Samantha shrugged. "It happens when we are forced to confront situations we aren't ready to confront, I think." She frowned for a minute as she looked off into the distance, but reigned herself back into the present. "This is only speculation. I could always be wrong." Her eyes focused back in on me before she continued to speak. "Did you need me to leave you alone?" Her voice was suddenly childlike and matched her twelve-year-old body. Unsure of what to do with herself, she shifted back and forth on her legs uncomfortably as she waited for my response. I'm sure she didn't want to be left out, because if I was in her shoes, I wouldn't have even asked. I would've just stayed mute as I watched the ongoing situation unfold in front of me. The question and moment touched me.

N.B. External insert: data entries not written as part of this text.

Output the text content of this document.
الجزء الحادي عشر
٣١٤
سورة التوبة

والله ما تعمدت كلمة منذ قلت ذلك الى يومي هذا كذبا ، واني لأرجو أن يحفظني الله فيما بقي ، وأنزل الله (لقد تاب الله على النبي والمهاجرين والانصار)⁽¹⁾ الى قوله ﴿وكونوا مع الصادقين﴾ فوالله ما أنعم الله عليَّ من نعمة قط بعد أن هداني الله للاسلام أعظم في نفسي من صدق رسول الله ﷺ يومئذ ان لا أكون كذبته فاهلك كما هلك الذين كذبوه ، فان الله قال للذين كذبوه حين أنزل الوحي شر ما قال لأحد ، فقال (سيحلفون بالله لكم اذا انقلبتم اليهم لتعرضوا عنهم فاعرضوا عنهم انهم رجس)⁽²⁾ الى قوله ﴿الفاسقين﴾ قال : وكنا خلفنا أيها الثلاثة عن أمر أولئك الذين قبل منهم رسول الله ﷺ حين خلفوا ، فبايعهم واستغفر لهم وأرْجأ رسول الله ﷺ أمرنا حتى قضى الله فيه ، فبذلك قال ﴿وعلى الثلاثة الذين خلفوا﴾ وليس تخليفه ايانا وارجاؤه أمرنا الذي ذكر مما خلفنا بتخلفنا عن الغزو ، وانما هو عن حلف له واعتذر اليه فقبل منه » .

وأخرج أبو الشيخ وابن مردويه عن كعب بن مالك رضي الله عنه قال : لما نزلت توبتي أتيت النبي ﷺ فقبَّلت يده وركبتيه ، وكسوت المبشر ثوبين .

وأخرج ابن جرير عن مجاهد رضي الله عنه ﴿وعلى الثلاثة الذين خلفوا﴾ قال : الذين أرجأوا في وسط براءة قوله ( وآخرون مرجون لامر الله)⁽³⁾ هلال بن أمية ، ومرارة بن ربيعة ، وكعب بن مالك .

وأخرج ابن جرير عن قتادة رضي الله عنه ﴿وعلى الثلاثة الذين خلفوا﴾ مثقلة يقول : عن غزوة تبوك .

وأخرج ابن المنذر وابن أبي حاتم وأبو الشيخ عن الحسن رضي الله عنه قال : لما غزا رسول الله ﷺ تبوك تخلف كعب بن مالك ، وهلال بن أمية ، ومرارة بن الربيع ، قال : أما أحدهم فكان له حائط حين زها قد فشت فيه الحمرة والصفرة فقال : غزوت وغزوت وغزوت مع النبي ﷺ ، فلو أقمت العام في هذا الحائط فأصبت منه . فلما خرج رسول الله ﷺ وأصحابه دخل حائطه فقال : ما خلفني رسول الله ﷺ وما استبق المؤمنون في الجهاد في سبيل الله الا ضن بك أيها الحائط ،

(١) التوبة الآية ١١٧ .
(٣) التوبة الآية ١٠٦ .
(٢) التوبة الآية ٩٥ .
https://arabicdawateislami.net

"You can stay," I told her. I wasn't sure what I was going to do next, and her thoughtfulness had me wanting her to stay. I also needed a presence to help me through coping with this daunting observation. Not that I would openly admit that to Samantha, as I was barely able to admit the thought to myself.

Nodding that she understood my response, Samantha clasped her arms behind her back and watched me expectantly. "Lead the way," she instructed as she glanced up to my house and back at me. Her lapse of formality had ceased, and she was back to her spiritual guiding self.

I took a deep breath and made my way up the stairs and into the house, pausing once again at the garage door. It was hard to wrap my head around not needing to turn the knob on the door in order to enter the house. My family was already gathered in the living room. Grief was plastered on all of their face, which ripped my heartstrings apart and threw them before me. If I could wipe that grief away, I would do anything to put these pieces back together. I didn't realize until now how callous my actions were--I did this. I put myself and my family in this gruesome situation. There were a lot of stupid decisions I've made in my past, but this would have to top the cake.

"I just don't get it. I saw her last night," Austin sniffled with confusion etched in his young features.

"I know, Sweetheart. We don't get it either. How could we know last night would be the last we would see of Maribell?" The words were directed towards herself, but my mother said these words in an attempt to comfort Austin.